Postby Cainntear » Thu Mar 07, 2024 10:20 pm

Eternal Foreigner wrote:Bonus question: Which skills do you think diminish more after extended lack of use? I imagine that listening comprehension, or at least being able to make out what words are being said at a natural speed, is probably more like "riding a bike" and difficult to lose. While active recall of words is easily lost, I'm sure we've all had the experience of forgetting a word in our own native language (until someone else says it). I'd like to know if anyone has a different view on this or experience to share.

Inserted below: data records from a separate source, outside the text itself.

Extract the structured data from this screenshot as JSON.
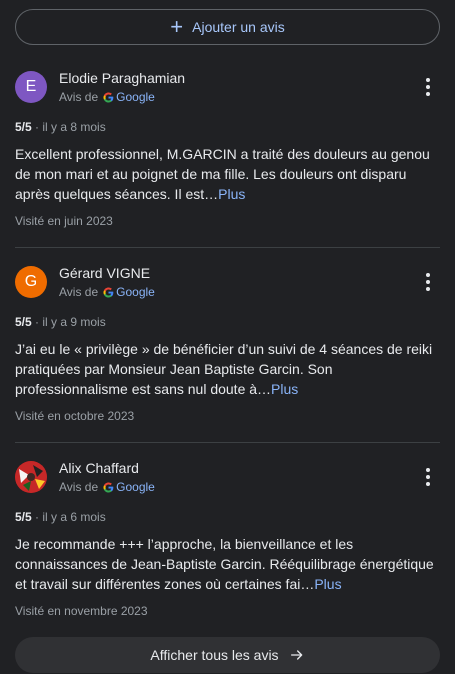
{
  "add_review": {
    "label": "Ajouter un avis",
    "icon": "plus-icon"
  },
  "reviews": [
    {
      "author": "Elodie Paraghamian",
      "initial": "E",
      "avatar_color": "#7e57c2",
      "source_prefix": "Avis de",
      "source_name": "Google",
      "rating": "5/5",
      "time": "il y a 8 mois",
      "text": "Excellent professionnel, M.GARCIN a traité des douleurs au genou de mon mari et au poignet de ma fille. Les douleurs ont disparu après quelques séances. Il est…",
      "more_label": "Plus",
      "visited": "Visité en juin 2023"
    },
    {
      "author": "Gérard VIGNE",
      "initial": "G",
      "avatar_color": "#ef6c00",
      "source_prefix": "Avis de",
      "source_name": "Google",
      "rating": "5/5",
      "time": "il y a 9 mois",
      "text": "J’ai eu le « privilège » de bénéficier d’un suivi de 4 séances de reiki pratiquées par Monsieur Jean Baptiste Garcin. Son professionnalisme est sans nul doute à…",
      "more_label": "Plus",
      "visited": "Visité en octobre 2023"
    },
    {
      "author": "Alix Chaffard",
      "initial": "",
      "avatar_color": "#b71c1c",
      "source_prefix": "Avis de",
      "source_name": "Google",
      "rating": "5/5",
      "time": "il y a 6 mois",
      "text": "Je recommande +++ l’approche, la bienveillance et les connaissances de Jean-Baptiste Garcin. Rééquilibrage énergétique et travail sur différentes zones où certaines fai…",
      "more_label": "Plus",
      "visited": "Visité en novembre 2023"
    }
  ],
  "show_all": {
    "label": "Afficher tous les avis",
    "icon": "arrow-right-icon"
  },
  "colors": {
    "background": "#202124",
    "accent": "#8ab4f8",
    "text": "#e8eaed",
    "muted": "#9aa0a6"
  }
}
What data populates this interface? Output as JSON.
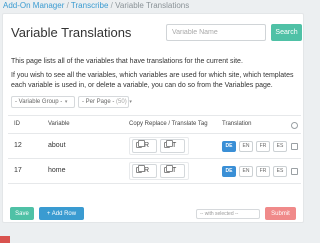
{
  "breadcrumb": {
    "items": [
      "Add-On Manager",
      "Transcribe",
      "Variable Translations"
    ],
    "separator": "/"
  },
  "page": {
    "title": "Variable Translations"
  },
  "search": {
    "placeholder": "Variable Name",
    "button_label": "Search"
  },
  "description": {
    "line1": "This page lists all of the variables that have translations for the current site.",
    "line2": "If you wish to see all the variables, which variables are used for which site, which templates each variable is used in, or delete a variable, you can do so from the Variables page."
  },
  "filters": {
    "variable_group": "- Variable Group -",
    "per_page": "- Per Page -",
    "per_page_count": "(50)"
  },
  "table": {
    "headers": {
      "id": "ID",
      "variable": "Variable",
      "copy": "Copy Replace / Translate Tag",
      "translation": "Translation"
    },
    "rows": [
      {
        "id": "12",
        "variable": "about",
        "copy_r": "R",
        "copy_t": "T"
      },
      {
        "id": "17",
        "variable": "home",
        "copy_r": "R",
        "copy_t": "T"
      }
    ],
    "languages": [
      "DE",
      "EN",
      "FR",
      "ES"
    ],
    "active_language": "DE"
  },
  "actions": {
    "save_label": "Save",
    "add_row_label": "+ Add Row",
    "with_selected": "-- with selected --",
    "submit_label": "Submit"
  },
  "colors": {
    "accent_green": "#4fc1a6",
    "accent_blue": "#3a9bd1",
    "language_active": "#3a8fd6",
    "submit_red": "#f08a8a"
  }
}
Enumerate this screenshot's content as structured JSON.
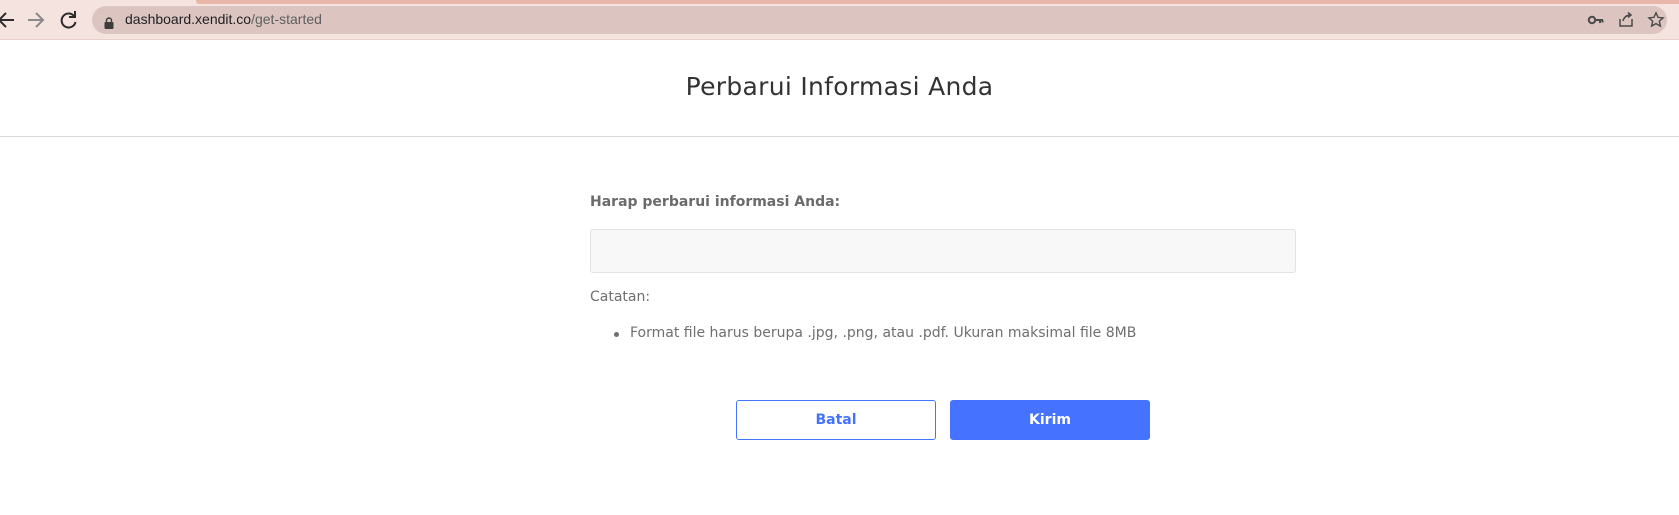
{
  "browser": {
    "url_domain": "dashboard.xendit.co",
    "url_path": "/get-started",
    "accent_color": "#e9b7aa"
  },
  "page": {
    "title": "Perbarui Informasi Anda"
  },
  "form": {
    "label": "Harap perbarui informasi Anda:",
    "upload_value": "",
    "note_label": "Catatan:",
    "notes": [
      "Format file harus berupa .jpg, .png, atau .pdf. Ukuran maksimal file 8MB"
    ]
  },
  "actions": {
    "cancel_label": "Batal",
    "submit_label": "Kirim",
    "primary_color": "#4573ff"
  },
  "icons": {
    "back": "arrow-left-icon",
    "forward": "arrow-right-icon",
    "reload": "reload-icon",
    "lock": "lock-icon",
    "key": "key-icon",
    "share": "share-icon",
    "star": "star-icon"
  }
}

I agree with that. It takes a long time to truly "forget" a language once you know it; it's the productive skills that seem to go first. It's not so much that you can't do it, but that your brain doesn't expect to need to do it, so doesn't even try. The brain's main goal is efficiency, so if it doesn't expect to need to do something, it won't do it. As such, you can get to a point where the main goal of practising the language isn't to get certain language patterns into your brain (which is the goal when you first learn the language) but just to get your brain to understand that it's important.

This is why people tend to describe their language skills as being "rusty" -- it's an intuitive understanding that the mechanics are still in place but just aren't moving right, and it's just a matter of getting them moving and adding a couple of drops of lubricant (often of the ethanol kind!) to get things running smoothly again.